Each person is different. I hope I never have to have my valve replaced again. But I was young when I had it put in, so I'm not certain it will. But I'll cross that bridge when I come to it.

 

[Gail K]

I guess the question would be "Who's lifetime?" I had mine put in when I was 32. If you're 55 and your doctor told you it will last your lifetime - he will most likely be right. If you're 21 and he told you it would last a lifetime - that's most likely being unrealistic. The unknown is tissue encroachment on the valve that would cause it to decrease in function. A mechanical valve will not wear out, but tissue may grow into it in such a way that would make it function in a way that it would need to be replaced. And there are rare times when a clot forms on the valve requiring it to be replace.

Each person is different. I hope I never have to have my valve replaced again. But I was young when I had it put in, so I'm not certain it will. But I'll cross that bridge when I come to it.

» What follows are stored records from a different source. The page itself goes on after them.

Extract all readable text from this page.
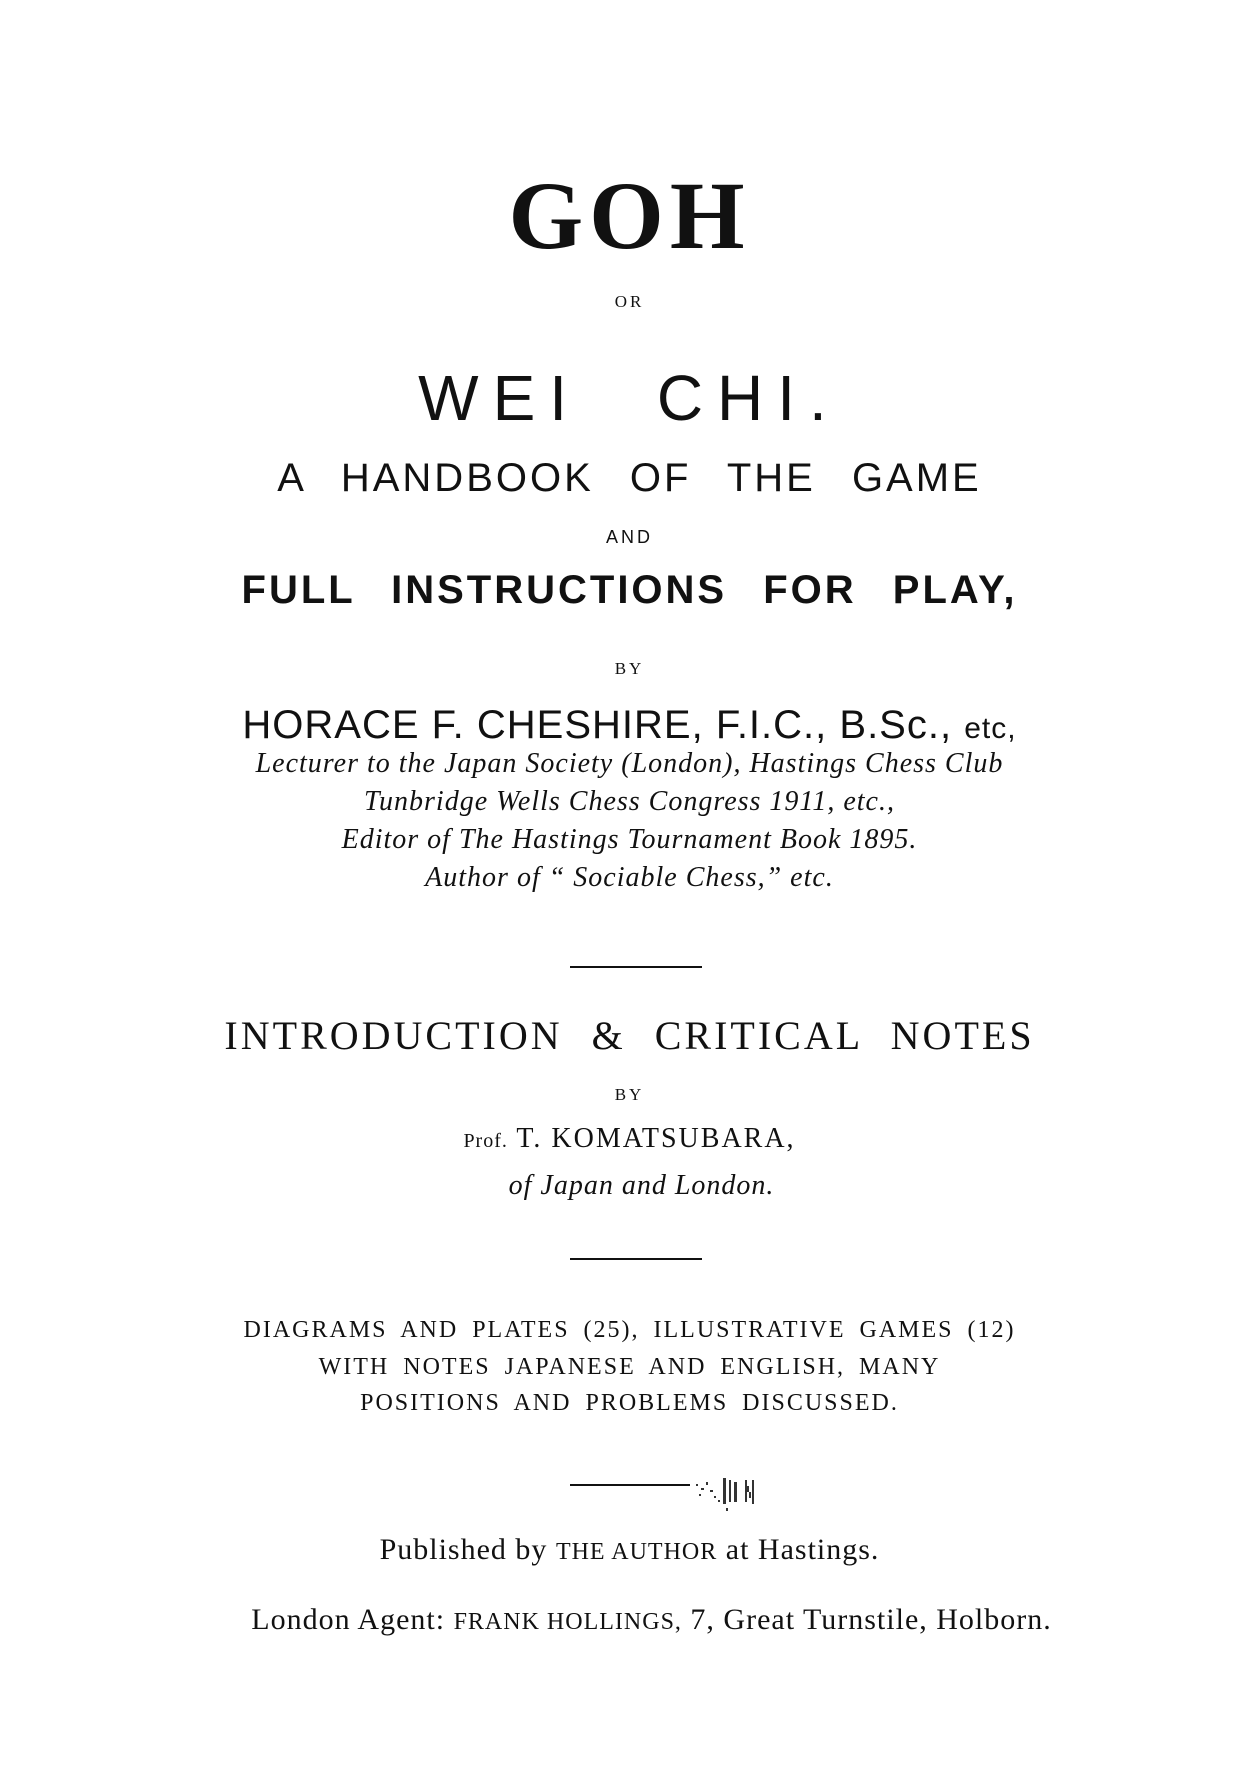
GOH
OR
WEI CHI.
A HANDBOOK OF THE GAME
AND
FULL INSTRUCTIONS FOR PLAY,
BY
HORACE F. CHESHIRE, F.I.C., B.Sc., etc,
Lecturer to the Japan Society (London), Hastings Chess Club
Tunbridge Wells Chess Congress 1911, etc.,
Editor of The Hastings Tournament Book 1895.
Author of “ Sociable Chess,” etc.
INTRODUCTION & CRITICAL NOTES
BY
Prof. T. KOMATSUBARA,
of Japan and London.
DIAGRAMS AND PLATES (25), ILLUSTRATIVE GAMES (12)
WITH NOTES JAPANESE AND ENGLISH, MANY
POSITIONS AND PROBLEMS DISCUSSED.
Published by THE AUTHOR at Hastings.
London Agent: FRANK HOLLINGS, 7, Great Turnstile, Holborn.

Thanks Karlynn. I didn't realize that. I hope your mechanical valve does last your entire lifetime.

 

[gadoty1]

I just wanted to tell you guys that i decided on the on-x valve and all of your comments helped me to feel reassured about everything. The biggest hump for me to get over was just being ok with the fact that i need another surgery. After reading thru the site and asking a couple questions i am secure that i am making the right decision and i am not all that scared of coumadin anymore. Thanks!